General Tsige was no stranger to subversive initiatives. In the past, he was arrested and sentenced to 9 years in prison for a failed coup d'état but returned home in 2018 under an amnesty granted by former President Hailemariam Desalegn. It is hard to determine the political reasons behind the tragedy but those are most likely interethnic contradictions that have always been tearing the country apart. They have obviously become a perfect ground for the influence of external, i.e. Western forces, with the balance of various geopolitical interests to be maintained, along with an inexhaustible interest in the country's natural resources, which implies a more or less disguised desire to perpetuate colonialism.

The fact is that the recent months witnessed ethnic clashes between the Amharans (who represent 27 per cent of the population, second only to the Oromo, the largest ethnic group in Ethiopia with 34 per cent of the population) and the Gumuz. There number of victims accounted for over two hundred people. To end the conflict, the Addis Ababa government sent an army to these regions, while the local authorities from the States of Amhara and Benishangul Gumuz sought to mediate between the parties.

At the same time, the aggravated situation and manifestations of separatism forced the Ethiopian Prime Minister to dismiss General Tsige, driving the latter to outperform the head of government. This guess was perceived with a pinch of salt by the local sources, in whose eyes the idea of ethnic rivalry is more about covering political motivation. Did General Tsige try to start a new coup just a year after being amnestied for the previous attempt? Or did Abiy Ahmed, the initiator of a peace treaty with Eritrea and the 2018 Nobel peace prize winner, take the opportunity to get rid of all his opponents? These questions are difficult to answer precisely.

Moreover, if we put ethnic conflicts in a broader context, we should necessarily take note of Washington's increased attention to Ethiopia.
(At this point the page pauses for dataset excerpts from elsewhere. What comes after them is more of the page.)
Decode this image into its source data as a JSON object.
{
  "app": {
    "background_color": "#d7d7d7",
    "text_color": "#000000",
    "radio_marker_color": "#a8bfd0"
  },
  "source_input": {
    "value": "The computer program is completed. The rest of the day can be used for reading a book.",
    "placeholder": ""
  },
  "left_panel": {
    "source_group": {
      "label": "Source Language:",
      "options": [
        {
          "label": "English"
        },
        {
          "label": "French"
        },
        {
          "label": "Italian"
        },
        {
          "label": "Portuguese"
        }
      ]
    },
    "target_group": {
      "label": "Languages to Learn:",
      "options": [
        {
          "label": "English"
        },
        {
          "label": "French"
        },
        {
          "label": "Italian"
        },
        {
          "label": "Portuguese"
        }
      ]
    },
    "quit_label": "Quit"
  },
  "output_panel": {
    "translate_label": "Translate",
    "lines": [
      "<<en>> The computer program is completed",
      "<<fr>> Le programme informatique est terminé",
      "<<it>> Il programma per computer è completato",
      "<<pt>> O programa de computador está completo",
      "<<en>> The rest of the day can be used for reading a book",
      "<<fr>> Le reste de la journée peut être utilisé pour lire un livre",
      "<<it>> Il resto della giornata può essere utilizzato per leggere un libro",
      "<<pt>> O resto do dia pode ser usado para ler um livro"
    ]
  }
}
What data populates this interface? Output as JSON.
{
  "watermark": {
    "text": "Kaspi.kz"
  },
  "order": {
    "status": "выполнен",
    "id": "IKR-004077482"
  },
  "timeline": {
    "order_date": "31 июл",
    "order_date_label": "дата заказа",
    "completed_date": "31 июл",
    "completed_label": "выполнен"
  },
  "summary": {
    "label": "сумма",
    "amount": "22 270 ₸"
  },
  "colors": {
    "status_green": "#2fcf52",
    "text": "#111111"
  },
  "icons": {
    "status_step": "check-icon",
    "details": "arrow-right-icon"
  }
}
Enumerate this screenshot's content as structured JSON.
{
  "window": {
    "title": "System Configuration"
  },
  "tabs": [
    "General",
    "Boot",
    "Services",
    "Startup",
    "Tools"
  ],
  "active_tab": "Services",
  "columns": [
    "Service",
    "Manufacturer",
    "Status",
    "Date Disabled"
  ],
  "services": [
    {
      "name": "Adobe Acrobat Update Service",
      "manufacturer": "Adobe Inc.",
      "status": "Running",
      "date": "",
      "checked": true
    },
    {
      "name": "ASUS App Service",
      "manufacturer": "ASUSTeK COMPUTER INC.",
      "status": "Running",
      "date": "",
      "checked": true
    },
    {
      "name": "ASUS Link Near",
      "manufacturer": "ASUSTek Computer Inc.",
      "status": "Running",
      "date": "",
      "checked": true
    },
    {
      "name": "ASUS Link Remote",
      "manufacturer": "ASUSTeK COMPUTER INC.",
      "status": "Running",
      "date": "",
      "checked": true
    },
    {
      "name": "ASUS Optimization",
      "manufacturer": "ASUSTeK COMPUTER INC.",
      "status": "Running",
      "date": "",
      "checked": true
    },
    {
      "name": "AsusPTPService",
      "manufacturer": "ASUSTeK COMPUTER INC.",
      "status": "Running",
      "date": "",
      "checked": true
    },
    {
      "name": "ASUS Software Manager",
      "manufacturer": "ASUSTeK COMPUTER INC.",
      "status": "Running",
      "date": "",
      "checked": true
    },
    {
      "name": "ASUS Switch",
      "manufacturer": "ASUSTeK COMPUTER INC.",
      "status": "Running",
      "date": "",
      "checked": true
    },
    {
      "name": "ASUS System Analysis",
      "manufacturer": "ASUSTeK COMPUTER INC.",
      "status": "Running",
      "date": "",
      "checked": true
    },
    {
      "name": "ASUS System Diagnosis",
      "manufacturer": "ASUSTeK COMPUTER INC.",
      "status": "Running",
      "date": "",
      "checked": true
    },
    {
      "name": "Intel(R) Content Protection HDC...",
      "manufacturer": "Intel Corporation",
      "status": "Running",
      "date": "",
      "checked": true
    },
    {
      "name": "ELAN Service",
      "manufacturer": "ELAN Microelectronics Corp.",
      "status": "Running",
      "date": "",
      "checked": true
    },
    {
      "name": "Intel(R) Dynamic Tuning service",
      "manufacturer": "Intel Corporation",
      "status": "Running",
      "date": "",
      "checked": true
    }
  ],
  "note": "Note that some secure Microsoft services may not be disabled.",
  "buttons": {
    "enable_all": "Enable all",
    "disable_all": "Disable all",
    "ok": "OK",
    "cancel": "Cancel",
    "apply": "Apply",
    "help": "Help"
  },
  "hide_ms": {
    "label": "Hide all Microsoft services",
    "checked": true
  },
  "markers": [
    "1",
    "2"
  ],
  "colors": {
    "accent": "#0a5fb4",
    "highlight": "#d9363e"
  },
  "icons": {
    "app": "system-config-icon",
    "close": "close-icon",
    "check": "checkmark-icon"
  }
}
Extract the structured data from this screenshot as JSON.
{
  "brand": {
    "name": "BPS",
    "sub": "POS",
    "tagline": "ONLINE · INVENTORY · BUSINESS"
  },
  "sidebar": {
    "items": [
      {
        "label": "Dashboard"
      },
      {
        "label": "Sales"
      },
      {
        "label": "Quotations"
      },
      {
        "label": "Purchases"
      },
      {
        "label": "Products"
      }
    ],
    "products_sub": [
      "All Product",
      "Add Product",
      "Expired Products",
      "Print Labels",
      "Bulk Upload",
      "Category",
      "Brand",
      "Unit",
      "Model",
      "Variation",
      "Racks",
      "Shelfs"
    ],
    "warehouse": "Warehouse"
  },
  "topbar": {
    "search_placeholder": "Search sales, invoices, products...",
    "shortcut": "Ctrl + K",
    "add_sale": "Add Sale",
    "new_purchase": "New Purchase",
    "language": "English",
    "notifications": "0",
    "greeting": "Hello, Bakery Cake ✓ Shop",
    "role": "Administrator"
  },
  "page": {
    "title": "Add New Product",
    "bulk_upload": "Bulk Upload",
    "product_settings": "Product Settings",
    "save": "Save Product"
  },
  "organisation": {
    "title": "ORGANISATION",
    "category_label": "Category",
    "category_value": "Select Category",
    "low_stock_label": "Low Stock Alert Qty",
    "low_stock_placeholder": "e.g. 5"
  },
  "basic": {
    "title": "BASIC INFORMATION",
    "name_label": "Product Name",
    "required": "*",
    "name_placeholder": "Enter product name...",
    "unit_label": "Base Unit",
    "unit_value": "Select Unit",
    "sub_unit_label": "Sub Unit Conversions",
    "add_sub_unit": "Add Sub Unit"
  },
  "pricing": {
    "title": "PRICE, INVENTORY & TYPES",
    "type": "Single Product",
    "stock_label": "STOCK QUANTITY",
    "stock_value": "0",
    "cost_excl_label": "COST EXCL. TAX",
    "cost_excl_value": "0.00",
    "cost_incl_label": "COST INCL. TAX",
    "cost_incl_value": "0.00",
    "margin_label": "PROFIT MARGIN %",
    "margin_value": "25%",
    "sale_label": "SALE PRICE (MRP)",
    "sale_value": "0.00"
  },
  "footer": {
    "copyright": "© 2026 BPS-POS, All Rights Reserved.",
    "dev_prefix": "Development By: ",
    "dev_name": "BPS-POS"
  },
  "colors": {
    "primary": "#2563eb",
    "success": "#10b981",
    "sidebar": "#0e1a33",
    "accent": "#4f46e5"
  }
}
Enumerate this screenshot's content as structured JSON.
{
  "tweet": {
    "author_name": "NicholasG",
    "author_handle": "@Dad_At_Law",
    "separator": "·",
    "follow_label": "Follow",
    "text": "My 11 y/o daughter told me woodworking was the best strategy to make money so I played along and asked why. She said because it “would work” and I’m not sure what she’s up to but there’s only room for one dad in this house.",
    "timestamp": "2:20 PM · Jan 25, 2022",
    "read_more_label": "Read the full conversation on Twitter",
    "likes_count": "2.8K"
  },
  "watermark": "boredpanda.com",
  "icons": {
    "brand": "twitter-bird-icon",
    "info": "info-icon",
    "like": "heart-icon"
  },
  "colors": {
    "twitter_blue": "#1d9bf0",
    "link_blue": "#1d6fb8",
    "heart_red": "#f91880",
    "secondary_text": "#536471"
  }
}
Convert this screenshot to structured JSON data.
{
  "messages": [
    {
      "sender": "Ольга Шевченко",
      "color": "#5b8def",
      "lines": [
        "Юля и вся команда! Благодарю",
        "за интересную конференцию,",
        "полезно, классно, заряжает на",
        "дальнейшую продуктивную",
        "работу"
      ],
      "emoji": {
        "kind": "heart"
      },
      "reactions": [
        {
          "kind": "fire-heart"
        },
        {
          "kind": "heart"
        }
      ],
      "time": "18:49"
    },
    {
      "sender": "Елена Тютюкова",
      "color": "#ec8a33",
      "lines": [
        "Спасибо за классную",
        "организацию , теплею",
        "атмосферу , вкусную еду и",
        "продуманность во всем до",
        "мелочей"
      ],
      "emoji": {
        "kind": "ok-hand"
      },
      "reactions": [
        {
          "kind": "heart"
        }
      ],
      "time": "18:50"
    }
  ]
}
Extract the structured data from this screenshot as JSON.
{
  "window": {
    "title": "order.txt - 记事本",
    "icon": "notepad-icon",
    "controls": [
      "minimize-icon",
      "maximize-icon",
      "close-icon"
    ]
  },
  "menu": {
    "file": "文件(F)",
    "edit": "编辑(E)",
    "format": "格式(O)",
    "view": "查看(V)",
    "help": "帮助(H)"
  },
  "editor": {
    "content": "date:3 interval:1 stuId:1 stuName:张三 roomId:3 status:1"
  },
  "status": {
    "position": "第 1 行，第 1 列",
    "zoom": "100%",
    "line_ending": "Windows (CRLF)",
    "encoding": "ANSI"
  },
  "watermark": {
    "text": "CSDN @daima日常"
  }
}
The Amhara Association of America is located in Washington, whose President Tewodrose Tirfe recently said the following: "the Ethiopian community in America has mastered the norms of American democracy and believes it can change the situation in Ethiopia, starting with the state of Amhara." But with due regard to the local perception of America, such a message inevitably makes the citizens of Ethiopia imagine streets paved with dollars.